Over the last 4 days my legs have been very sore. I’ve been walking down stairs backwards, using my arms to prop myself up, and stretching the muscles of my legs a bit more each day. On the advice of my long time friend, Western States finisher, Rolfer, and go to guy for fixing my legs, Art Riggs, I’ve been walking and this morning placed my bike on the trainer and went for an hour. Things are starting to feel normal again.

The physical idleness has not kept me from thinking about the American River 50M ultramarathon in April, how the next training cycle will look, and, of course, what I could improve both in training and on race day. I’m still interested in existing on that fine line between keeping my body from falling apart and training intensely enough to perhaps reach a higher personal peak in physical performance.
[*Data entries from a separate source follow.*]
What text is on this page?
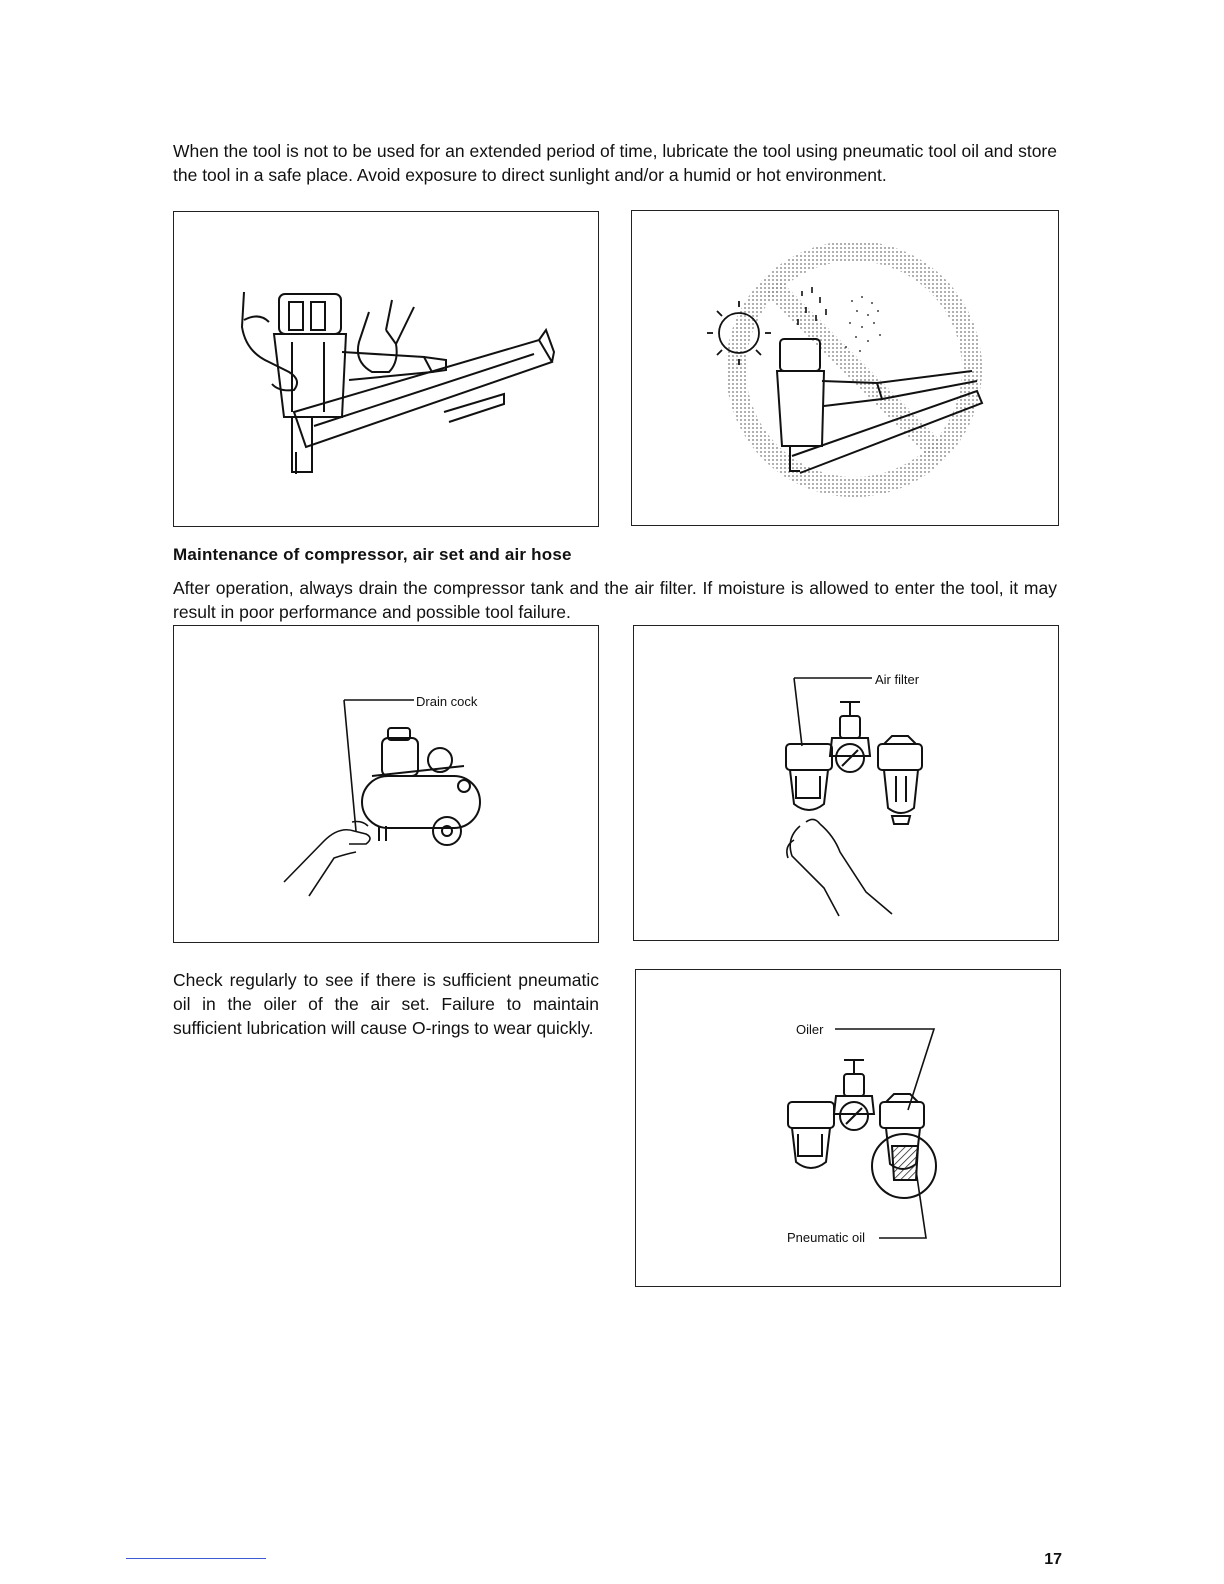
When the tool is not to be used for an extended period of time, lubricate the tool using pneumatic tool oil and store the tool in a safe place. Avoid exposure to direct sunlight and/or a humid or hot environment.

Maintenance of compressor, air set and air hose

After operation, always drain the compressor tank and the air filter. If moisture is allowed to enter the tool, it may result in poor performance and possible tool failure.

Drain cock
Air filter

Check regularly to see if there is sufficient pneumatic oil in the oiler of the air set. Failure to maintain sufficient lubrication will cause O-rings to wear quickly.	Oiler
Pneumatic oil
17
So, how am I going to adapt/evolve for the next training cycle? First, I am pretty sure my diet is going to stay close to Ben Greenfield’s Low Carbohydrate Diet for Traitheles and Vespa’s OFM protocol. Second, I am going to incorporate more speed work, cross-training, hiking with a weighted vest, and trail running into the fold. While I did do some cross-training in the form of strength and HIIT, I did not do speed work or too much trail running in my last cycle. And, third, in addition to doing a lot of fasted runs, I am going to “practice” different nutritional approaches during the long ones (16-30 milers): one where I am fueling with UCAN Super Starch, one where I am using Tailwind’s carbohydrate/electrolyte drink, and one where I am eating real food – nuts, bananas, chia, coconut oil, potato, etc… as I prepare for the 50 miler. I’d like to see what life without gels is like and how slow a trickle of carbohydrate intake keeps the fat burning and the energy constant.